Uma frase na tela, os arcos decididos pela turma e a voz que faz ouvir a diferença entre decodificar e ler.

Sobre esta ferramenta

Na tela da turma aparece uma frase só, grande o bastante para ser lida do fundo da sala. Entre uma palavra e outra há um espaço que se toca: o toque marca uma fronteira, e as palavras que ficam entre duas fronteiras se juntam sob o arco. A professora digita a frase que quiser ou escolhe uma das oito já prontas. A partir daí a mesma linha pode ser lida de dois jeitos, e a diferença entre eles se ouve em vez de ser explicada. A ferramenta é gratuita; a biblioteca completa de frases e a impressão fazem parte do plano Professor.

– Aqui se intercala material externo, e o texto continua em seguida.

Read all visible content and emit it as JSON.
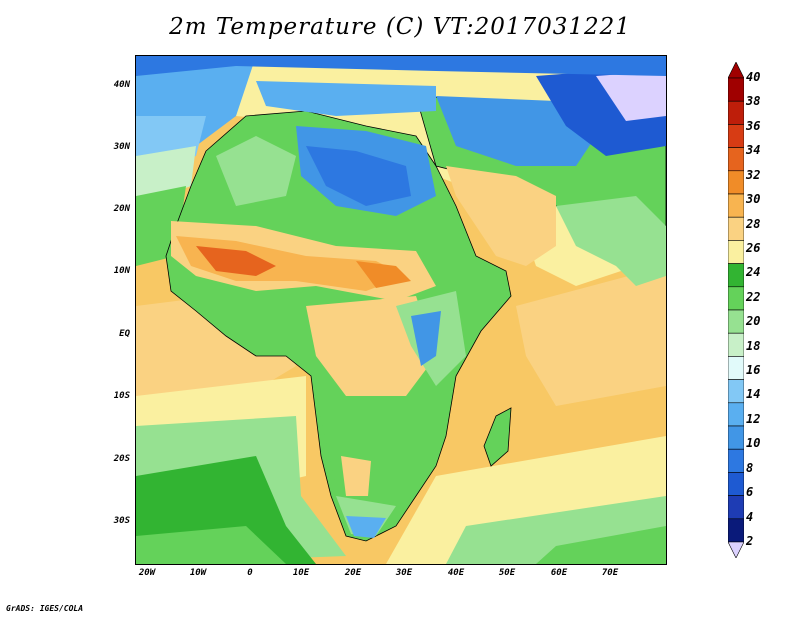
{
  "title": "2m Temperature (C) VT:2017031221",
  "credit": "GrADS: IGES/COLA",
  "lat_labels": [
    "40N",
    "30N",
    "20N",
    "10N",
    "EQ",
    "10S",
    "20S",
    "30S"
  ],
  "lon_labels": [
    "20W",
    "10W",
    "0",
    "10E",
    "20E",
    "30E",
    "40E",
    "50E",
    "60E",
    "70E"
  ],
  "colorbar": {
    "labels": [
      "2",
      "4",
      "6",
      "8",
      "10",
      "12",
      "14",
      "16",
      "18",
      "20",
      "22",
      "24",
      "26",
      "28",
      "30",
      "32",
      "34",
      "36",
      "38",
      "40"
    ],
    "colors": [
      "#dcd2ff",
      "#0a1a7a",
      "#1e3cb4",
      "#1e5ad2",
      "#2d78e1",
      "#4196e6",
      "#5aaff0",
      "#82c8f5",
      "#e1fafa",
      "#c8f0c8",
      "#96e191",
      "#64d25a",
      "#32b432",
      "#faf0a0",
      "#fad282",
      "#f8b450",
      "#f08c28",
      "#e6641e",
      "#d73c14",
      "#be1e0a",
      "#a00000",
      "#a00000"
    ]
  },
  "map": {
    "lon_range": [
      -25,
      80
    ],
    "lat_range": [
      -37,
      45
    ],
    "variable": "2m Temperature",
    "units": "C"
  }
}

Uma criança que lê palavra por palavra decodificou, mas ainda não leu. A decodificação é ensinada e cobrada; o agrupamento das palavras não aparece na página, e nenhum sinal diz onde a voz precisa segurar e onde pode soltar. É ali, porém, que o sentido se forma, porque o sentido não mora na palavra isolada e sim no grupo. Dividir a frase em grupos de palavras e ler cada grupo inteiro é o caminho conhecido, o mesmo que se faz há décadas com o pincel na lousa. A diferença aqui é a voz, que o pincel não tem.

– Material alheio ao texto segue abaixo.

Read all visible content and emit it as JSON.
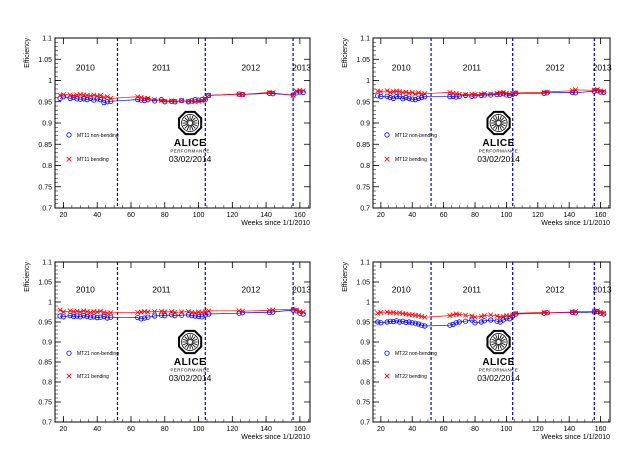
{
  "chart_data": [
    {
      "type": "scatter",
      "xlabel": "Weeks since 1/1/2010",
      "ylabel": "Efficiency",
      "xlim": [
        15,
        166
      ],
      "ylim": [
        0.7,
        1.1
      ],
      "xticks": [
        20,
        40,
        60,
        80,
        100,
        120,
        140,
        160
      ],
      "yticks": [
        0.7,
        0.75,
        0.8,
        0.85,
        0.9,
        0.95,
        1.0,
        1.05,
        1.1
      ],
      "ytick_labels": [
        "0.7",
        "0.75",
        "0.8",
        "0.85",
        "0.9",
        "0.95",
        "1",
        "1.05",
        "1.1"
      ],
      "year_labels": [
        {
          "text": "2010",
          "x": 33
        },
        {
          "text": "2011",
          "x": 78
        },
        {
          "text": "2012",
          "x": 131
        },
        {
          "text": "2013",
          "x": 161
        }
      ],
      "year_boundaries": [
        52,
        104,
        156
      ],
      "logo_text": "ALICE",
      "logo_subtext": "PERFORMANCE",
      "date_text": "03/02/2014",
      "series": [
        {
          "name": "MT11 non-bending",
          "marker": "circle",
          "color": "#0000ff",
          "x": [
            18,
            20,
            24,
            26,
            28,
            30,
            32,
            34,
            36,
            38,
            40,
            42,
            44,
            46,
            48,
            64,
            66,
            68,
            70,
            74,
            78,
            80,
            84,
            86,
            90,
            94,
            96,
            98,
            100,
            102,
            104,
            106,
            124,
            126,
            142,
            144,
            156,
            158,
            160,
            162
          ],
          "y": [
            0.958,
            0.962,
            0.958,
            0.96,
            0.957,
            0.956,
            0.957,
            0.955,
            0.958,
            0.954,
            0.957,
            0.955,
            0.948,
            0.95,
            0.951,
            0.955,
            0.954,
            0.953,
            0.955,
            0.952,
            0.955,
            0.95,
            0.951,
            0.95,
            0.953,
            0.95,
            0.952,
            0.955,
            0.954,
            0.955,
            0.955,
            0.965,
            0.968,
            0.967,
            0.97,
            0.969,
            0.966,
            0.971,
            0.973,
            0.972
          ]
        },
        {
          "name": "MT11 bending",
          "marker": "cross",
          "color": "#ff0000",
          "x": [
            18,
            20,
            24,
            26,
            28,
            30,
            32,
            34,
            36,
            38,
            40,
            42,
            44,
            46,
            48,
            64,
            66,
            68,
            70,
            74,
            78,
            80,
            84,
            86,
            90,
            94,
            96,
            98,
            100,
            102,
            104,
            106,
            124,
            126,
            142,
            144,
            156,
            158,
            160,
            162
          ],
          "y": [
            0.965,
            0.967,
            0.966,
            0.964,
            0.966,
            0.967,
            0.966,
            0.965,
            0.964,
            0.966,
            0.963,
            0.965,
            0.96,
            0.962,
            0.958,
            0.962,
            0.96,
            0.958,
            0.958,
            0.955,
            0.953,
            0.952,
            0.952,
            0.951,
            0.953,
            0.951,
            0.952,
            0.95,
            0.951,
            0.952,
            0.958,
            0.965,
            0.968,
            0.967,
            0.972,
            0.971,
            0.965,
            0.975,
            0.977,
            0.976
          ]
        }
      ]
    },
    {
      "type": "scatter",
      "xlabel": "Weeks since 1/1/2010",
      "ylabel": "Efficiency",
      "xlim": [
        15,
        166
      ],
      "ylim": [
        0.7,
        1.1
      ],
      "xticks": [
        20,
        40,
        60,
        80,
        100,
        120,
        140,
        160
      ],
      "yticks": [
        0.7,
        0.75,
        0.8,
        0.85,
        0.9,
        0.95,
        1.0,
        1.05,
        1.1
      ],
      "ytick_labels": [
        "0.7",
        "0.75",
        "0.8",
        "0.85",
        "0.9",
        "0.95",
        "1",
        "1.05",
        "1.1"
      ],
      "year_labels": [
        {
          "text": "2010",
          "x": 33
        },
        {
          "text": "2011",
          "x": 78
        },
        {
          "text": "2012",
          "x": 131
        },
        {
          "text": "2013",
          "x": 161
        }
      ],
      "year_boundaries": [
        52,
        104,
        156
      ],
      "logo_text": "ALICE",
      "logo_subtext": "PERFORMANCE",
      "date_text": "03/02/2014",
      "series": [
        {
          "name": "MT12 non-bending",
          "marker": "circle",
          "color": "#0000ff",
          "x": [
            18,
            20,
            24,
            26,
            28,
            30,
            32,
            34,
            36,
            38,
            40,
            42,
            44,
            46,
            48,
            64,
            66,
            68,
            70,
            74,
            78,
            80,
            84,
            86,
            90,
            94,
            96,
            98,
            100,
            102,
            104,
            106,
            124,
            126,
            142,
            144,
            156,
            158,
            160,
            162
          ],
          "y": [
            0.964,
            0.962,
            0.963,
            0.96,
            0.958,
            0.962,
            0.963,
            0.957,
            0.96,
            0.958,
            0.956,
            0.955,
            0.958,
            0.96,
            0.962,
            0.962,
            0.963,
            0.961,
            0.963,
            0.965,
            0.963,
            0.964,
            0.965,
            0.966,
            0.966,
            0.967,
            0.968,
            0.969,
            0.966,
            0.965,
            0.968,
            0.97,
            0.97,
            0.971,
            0.972,
            0.971,
            0.975,
            0.976,
            0.973,
            0.972
          ]
        },
        {
          "name": "MT12 bending",
          "marker": "cross",
          "color": "#ff0000",
          "x": [
            18,
            20,
            24,
            26,
            28,
            30,
            32,
            34,
            36,
            38,
            40,
            42,
            44,
            46,
            48,
            64,
            66,
            68,
            70,
            74,
            78,
            80,
            84,
            86,
            90,
            94,
            96,
            98,
            100,
            102,
            104,
            106,
            124,
            126,
            142,
            144,
            156,
            158,
            160,
            162
          ],
          "y": [
            0.975,
            0.974,
            0.976,
            0.972,
            0.974,
            0.975,
            0.974,
            0.972,
            0.973,
            0.97,
            0.972,
            0.968,
            0.971,
            0.968,
            0.969,
            0.972,
            0.97,
            0.969,
            0.968,
            0.967,
            0.968,
            0.967,
            0.968,
            0.969,
            0.968,
            0.97,
            0.971,
            0.972,
            0.97,
            0.968,
            0.97,
            0.971,
            0.972,
            0.973,
            0.976,
            0.978,
            0.977,
            0.979,
            0.975,
            0.974
          ]
        }
      ]
    },
    {
      "type": "scatter",
      "xlabel": "Weeks since 1/1/2010",
      "ylabel": "Efficiency",
      "xlim": [
        15,
        166
      ],
      "ylim": [
        0.7,
        1.1
      ],
      "xticks": [
        20,
        40,
        60,
        80,
        100,
        120,
        140,
        160
      ],
      "yticks": [
        0.7,
        0.75,
        0.8,
        0.85,
        0.9,
        0.95,
        1.0,
        1.05,
        1.1
      ],
      "ytick_labels": [
        "0.7",
        "0.75",
        "0.8",
        "0.85",
        "0.9",
        "0.95",
        "1",
        "1.05",
        "1.1"
      ],
      "year_labels": [
        {
          "text": "2010",
          "x": 33
        },
        {
          "text": "2011",
          "x": 78
        },
        {
          "text": "2012",
          "x": 131
        },
        {
          "text": "2013",
          "x": 161
        }
      ],
      "year_boundaries": [
        52,
        104,
        156
      ],
      "logo_text": "ALICE",
      "logo_subtext": "PERFORMANCE",
      "date_text": "03/02/2014",
      "series": [
        {
          "name": "MT21 non-bending",
          "marker": "circle",
          "color": "#0000ff",
          "x": [
            18,
            20,
            24,
            26,
            28,
            30,
            32,
            34,
            36,
            38,
            40,
            42,
            44,
            46,
            48,
            64,
            66,
            68,
            70,
            74,
            78,
            80,
            84,
            86,
            90,
            94,
            96,
            98,
            100,
            102,
            104,
            106,
            124,
            126,
            142,
            144,
            156,
            158,
            160,
            162
          ],
          "y": [
            0.965,
            0.963,
            0.966,
            0.964,
            0.965,
            0.963,
            0.966,
            0.964,
            0.962,
            0.963,
            0.961,
            0.962,
            0.964,
            0.96,
            0.962,
            0.961,
            0.958,
            0.96,
            0.962,
            0.965,
            0.967,
            0.966,
            0.968,
            0.966,
            0.967,
            0.968,
            0.966,
            0.965,
            0.964,
            0.963,
            0.968,
            0.97,
            0.972,
            0.973,
            0.974,
            0.975,
            0.98,
            0.978,
            0.972,
            0.97
          ]
        },
        {
          "name": "MT21 bending",
          "marker": "cross",
          "color": "#ff0000",
          "x": [
            18,
            20,
            24,
            26,
            28,
            30,
            32,
            34,
            36,
            38,
            40,
            42,
            44,
            46,
            48,
            64,
            66,
            68,
            70,
            74,
            78,
            80,
            84,
            86,
            90,
            94,
            96,
            98,
            100,
            102,
            104,
            106,
            124,
            126,
            142,
            144,
            156,
            158,
            160,
            162
          ],
          "y": [
            0.98,
            0.975,
            0.978,
            0.976,
            0.977,
            0.975,
            0.978,
            0.976,
            0.974,
            0.976,
            0.975,
            0.977,
            0.974,
            0.972,
            0.973,
            0.974,
            0.975,
            0.976,
            0.975,
            0.976,
            0.977,
            0.975,
            0.976,
            0.974,
            0.975,
            0.976,
            0.974,
            0.973,
            0.975,
            0.974,
            0.976,
            0.978,
            0.978,
            0.977,
            0.979,
            0.98,
            0.982,
            0.98,
            0.976,
            0.975
          ]
        }
      ]
    },
    {
      "type": "scatter",
      "xlabel": "Weeks since 1/1/2010",
      "ylabel": "Efficiency",
      "xlim": [
        15,
        166
      ],
      "ylim": [
        0.7,
        1.1
      ],
      "xticks": [
        20,
        40,
        60,
        80,
        100,
        120,
        140,
        160
      ],
      "yticks": [
        0.7,
        0.75,
        0.8,
        0.85,
        0.9,
        0.95,
        1.0,
        1.05,
        1.1
      ],
      "ytick_labels": [
        "0.7",
        "0.75",
        "0.8",
        "0.85",
        "0.9",
        "0.95",
        "1",
        "1.05",
        "1.1"
      ],
      "year_labels": [
        {
          "text": "2010",
          "x": 33
        },
        {
          "text": "2011",
          "x": 78
        },
        {
          "text": "2012",
          "x": 131
        },
        {
          "text": "2013",
          "x": 161
        }
      ],
      "year_boundaries": [
        52,
        104,
        156
      ],
      "logo_text": "ALICE",
      "logo_subtext": "PERFORMANCE",
      "date_text": "03/02/2014",
      "series": [
        {
          "name": "MT22 non-bending",
          "marker": "circle",
          "color": "#0000ff",
          "x": [
            18,
            20,
            24,
            26,
            28,
            30,
            32,
            34,
            36,
            38,
            40,
            42,
            44,
            46,
            48,
            64,
            66,
            68,
            70,
            74,
            78,
            80,
            84,
            86,
            90,
            94,
            96,
            98,
            100,
            102,
            104,
            106,
            124,
            126,
            142,
            144,
            156,
            158,
            160,
            162
          ],
          "y": [
            0.95,
            0.948,
            0.95,
            0.952,
            0.951,
            0.953,
            0.95,
            0.952,
            0.949,
            0.95,
            0.948,
            0.947,
            0.945,
            0.942,
            0.94,
            0.942,
            0.944,
            0.948,
            0.95,
            0.952,
            0.955,
            0.948,
            0.95,
            0.953,
            0.955,
            0.952,
            0.95,
            0.955,
            0.96,
            0.958,
            0.965,
            0.97,
            0.972,
            0.973,
            0.974,
            0.973,
            0.975,
            0.976,
            0.972,
            0.97
          ]
        },
        {
          "name": "MT22 bending",
          "marker": "cross",
          "color": "#ff0000",
          "x": [
            18,
            20,
            24,
            26,
            28,
            30,
            32,
            34,
            36,
            38,
            40,
            42,
            44,
            46,
            48,
            64,
            66,
            68,
            70,
            74,
            78,
            80,
            84,
            86,
            90,
            94,
            96,
            98,
            100,
            102,
            104,
            106,
            124,
            126,
            142,
            144,
            156,
            158,
            160,
            162
          ],
          "y": [
            0.972,
            0.974,
            0.975,
            0.973,
            0.974,
            0.972,
            0.973,
            0.971,
            0.97,
            0.969,
            0.968,
            0.967,
            0.966,
            0.964,
            0.962,
            0.966,
            0.968,
            0.97,
            0.969,
            0.967,
            0.965,
            0.962,
            0.964,
            0.966,
            0.968,
            0.965,
            0.962,
            0.964,
            0.966,
            0.965,
            0.968,
            0.972,
            0.974,
            0.973,
            0.975,
            0.976,
            0.977,
            0.978,
            0.974,
            0.972
          ]
        }
      ]
    }
  ]
}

Marcados os arcos, a ferramenta lê a linha duas vezes: primeiro como um robô, com uma parada depois de cada palavra, e depois pelos arcos da professora, parando só nas fronteiras. Há também o passo a passo, que acende e lê um grupo por vez. Onde o arco deve entrar, ninguém diz: na maioria das frases mais de uma divisão se sustenta, e discutir isso rende mais do que receber a resposta pronta. A ferramenta obedece ao que a turma marcou, então um arco em lugar estranho faz a frase se desmanchar ali, em voz alta. As vírgulas, quase sempre, pedem um arco, e a pontuação chega pelo ouvido.

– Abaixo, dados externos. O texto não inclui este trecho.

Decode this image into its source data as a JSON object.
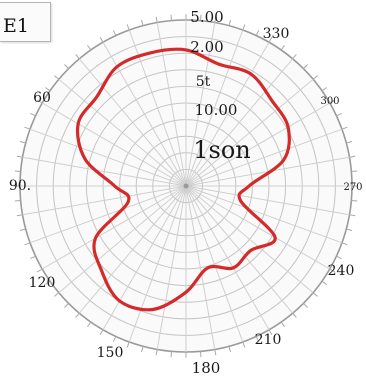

Não há cronômetro, e não vai haver. A fluência é justamente o ponto em que o mercado põe um relógio na frente da criança: palavras por minuto, prova cronometrada, um número para comparar. Só que a velocidade é a parte da leitura que ainda não é leitura, e quem ouve o relógio para de ouvir a própria voz. Aqui nada é contado, cronometrado ou registrado: ficam a frase, os arcos que a turma decidiu e o tempo que for preciso. A BNCC fala em ler com fluência e entonação, e entonação é o que se ensina agrupando.

Como usar em sala de aula

  • Digite a frase do dia ou escolha uma das oito já prontas.
  • Projete a linha e peça uma primeira leitura, ainda sem arcos.
  • Toque no espaço entre duas palavras para marcar uma fronteira, e as palavras que ficam juntas passam a ter um arco.
  • Toque em como um robô e ouça a parada depois de cada palavra.
  • Ouça em seguida a leitura pelos arcos e pergunte à turma o que mudou.
  • Use o passo a passo para ler um grupo por toque, revezando as crianças.

Ideias para a sala de aula

  • Peça duas divisões diferentes da mesma frase, ouça as duas e deixe a turma defender qual delas segura o sentido.
  • Coloque de propósito um arco entre o substantivo e o adjetivo: a frase se desmancha em voz alta e o motivo fica claro sem explicação.
  • Escolha uma frase com duas vírgulas e não comente nada até alguém perceber que a vírgula está pedindo um arco.
  • Traga uma frase comprida do livro que a turma está lendo e marquem os arcos juntos antes da leitura em coro.
  • Imprima a mesma frase, deixe as crianças desenharem os arcos a lápis e depois confiram as escolhas ouvindo a leitura.